A recent cast metal sculpture sprawls across the floor, its torqued and rippled surface hosting overlapping sprays and drips. White space splices through encrusted abstraction and fluid propulsions refute the boundaries of each plane. Between driftwood and space junk, the sculpture transforms as one moves around its smooth crests and sharp-edged cavities. Grosse compresses the natural, the industrial, and the technological, generating fields of color that hover between three and four dimensions.
Katharina Grosse was born in 1961 in Freiburg/Breisgau, Germany and currently lives and works in Berlin. Her work is featured in the collections of Museum of Modern Art, New York; Albright-Knox Art Gallery, Buffalo, NY; Staatliche Museen zu Berlin; QAGOMA, Australia; Pérez Art Museum Miami, FL; Istanbul Modern, Turkey; and Centre Georges Pompidou, Paris, as well as commissions for public and private buildings in the US and Europe.
Recent solo institutional exhibitions include "Hammer Projects: Katharina Grosse," UCLA Hammer Museum, Los Angeles (2001); "Der weisse Saal trifft sich im Wald," Kunstmuseum St.

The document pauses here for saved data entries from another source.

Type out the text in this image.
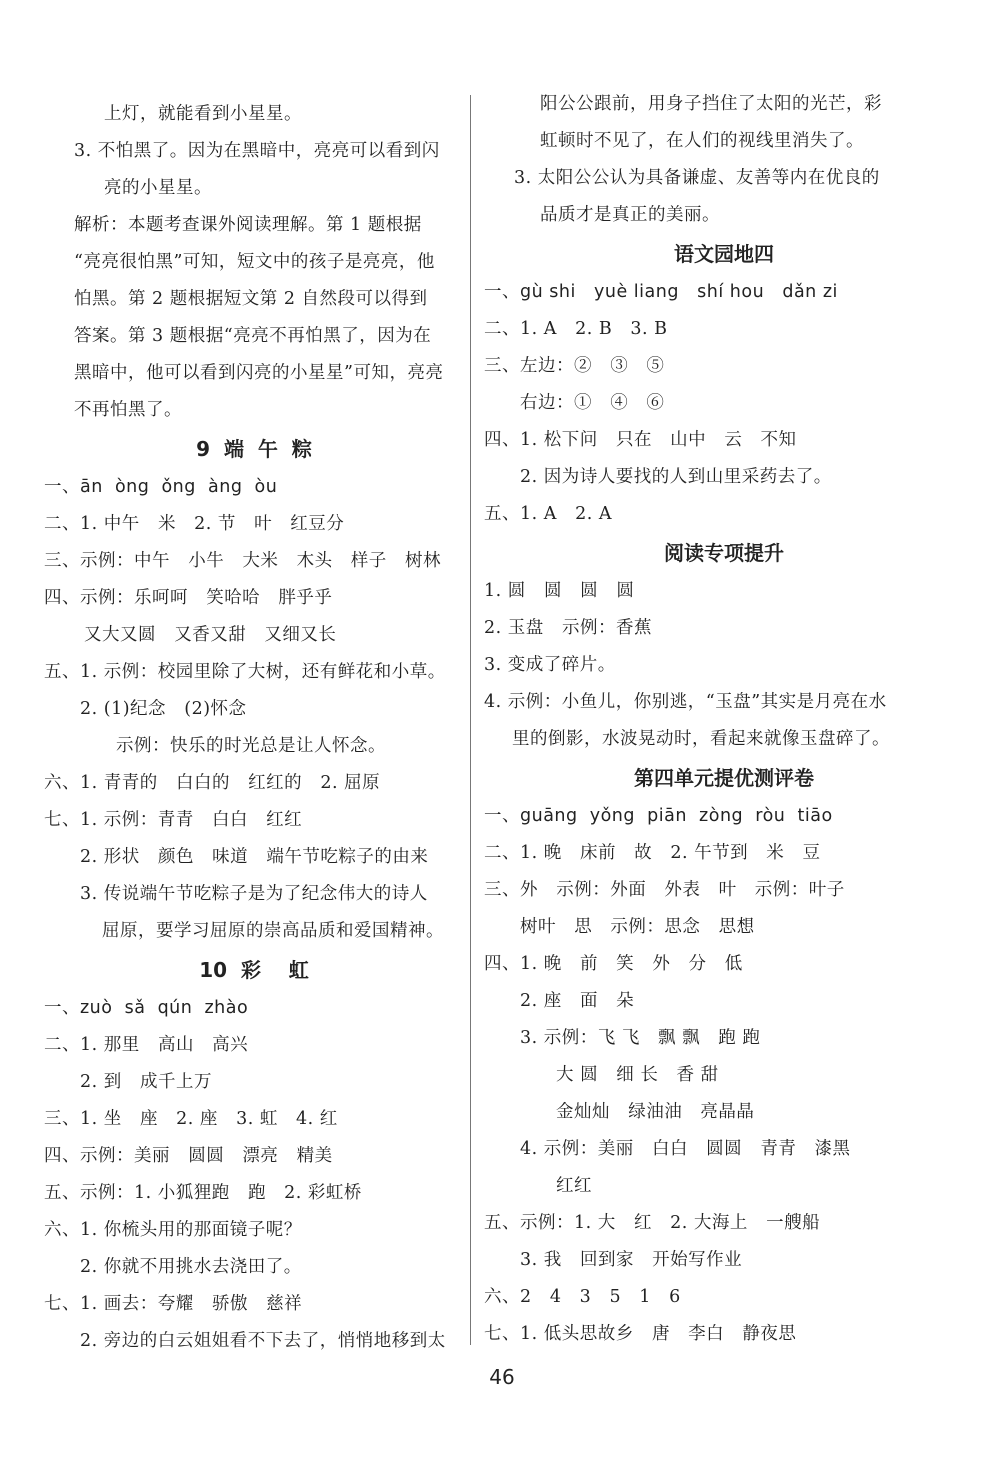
上灯，就能看到小星星。
3. 不怕黑了。因为在黑暗中，亮亮可以看到闪
亮的小星星。
解析：本题考查课外阅读理解。第 1 题根据
“亮亮很怕黑”可知，短文中的孩子是亮亮，他
怕黑。第 2 题根据短文第 2 自然段可以得到
答案。第 3 题根据“亮亮不再怕黑了，因为在
黑暗中，他可以看到闪亮的小星星”可知，亮亮
不再怕黑了。
9  端  午  粽
一、ān  òng  ǒng  àng  òu
二、1. 中午   米   2. 节   叶   红豆分
三、示例：中午   小牛   大米   木头   样子   树林
四、示例：乐呵呵   笑哈哈   胖乎乎
又大又圆   又香又甜   又细又长
五、1. 示例：校园里除了大树，还有鲜花和小草。
2. (1)纪念   (2)怀念
示例：快乐的时光总是让人怀念。
六、1. 青青的   白白的   红红的   2. 屈原
七、1. 示例：青青   白白   红红
2. 形状   颜色   味道   端午节吃粽子的由来
3. 传说端午节吃粽子是为了纪念伟大的诗人
屈原，要学习屈原的崇高品质和爱国精神。
10  彩    虹
一、zuò  sǎ  qún  zhào
二、1. 那里   高山   高兴
2. 到   成千上万
三、1. 坐   座   2. 座   3. 虹   4. 红
四、示例：美丽   圆圆   漂亮   精美
五、示例：1. 小狐狸跑   跑   2. 彩虹桥
六、1. 你梳头用的那面镜子呢？
2. 你就不用挑水去浇田了。
七、1. 画去：夸耀   骄傲   慈祥
2. 旁边的白云姐姐看不下去了，悄悄地移到太
阳公公跟前，用身子挡住了太阳的光芒，彩
虹顿时不见了，在人们的视线里消失了。
3. 太阳公公认为具备谦虚、友善等内在优良的
品质才是真正的美丽。
语文园地四
一、gù shi   yuè liang   shí hou   dǎn zi
二、1. A   2. B   3. B
三、左边：②   ③   ⑤
右边：①   ④   ⑥
四、1. 松下问   只在   山中   云   不知
2. 因为诗人要找的人到山里采药去了。
五、1. A   2. A
阅读专项提升
1. 圆   圆   圆   圆
2. 玉盘   示例：香蕉
3. 变成了碎片。
4. 示例：小鱼儿，你别逃，“玉盘”其实是月亮在水
里的倒影，水波晃动时，看起来就像玉盘碎了。
第四单元提优测评卷
一、guāng  yǒng  piān  zòng  ròu  tiāo
二、1. 晚   床前   故   2. 午节到   米   豆
三、外   示例：外面   外表   叶   示例：叶子
树叶   思   示例：思念   思想
四、1. 晚   前   笑   外   分   低
2. 座   面   朵
3. 示例：飞 飞   飘 飘   跑 跑
大 圆   细 长   香 甜
金灿灿   绿油油   亮晶晶
4. 示例：美丽   白白   圆圆   青青   漆黑
红红
五、示例：1. 大   红   2. 大海上   一艘船
3. 我   回到家   开始写作业
六、2   4   3   5   1   6
七、1. 低头思故乡   唐   李白   静夜思
46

Gallen, Switzerland (2002); "Perspectives 143: Katharina Grosse," Contemporary Arts Museum, Houston (2004); "Constructions à cru," Palais de Tokyo, Paris (2005); "Atoms Outside Eggs," Serralves, Museu de Arte Contemporânea, Porto (2007); "Hello Little Butterfly I Love You What's Your Name," ARKENMuseum for Moderne Kunst, Copenhagen (2009); "One Floor Up More Highly," Mass MoCA, Massachusetts (2010); "Third Man Begins Digging Through Her Pockets," MOCA, Cleveland (2012); "Two younger women come in and pull out a table," De Pont Museum of Contemporary Art, The Netherlands (2013); "WUNDERBLOCK," Nasher Sculpture Center, Dallas (2013); "Inside the Speaker," Museum Kunstpalast, Düsseldorf (2014); "yes no why later," Garage Museum of Contemporary Art, Moscow (2015); "Seven Hours, Eight Rooms, Three Trees," Museum Wiesbaden, Germany (2015); and Museum Frieder Burda, Germany (2016). Grosse's recent site-specific installations include Untitled Trumpet, 2015 for the 56th Biennale di Venezia (2015) and Rockaway! for MoMA PS1's "Rockaway!" program (2016).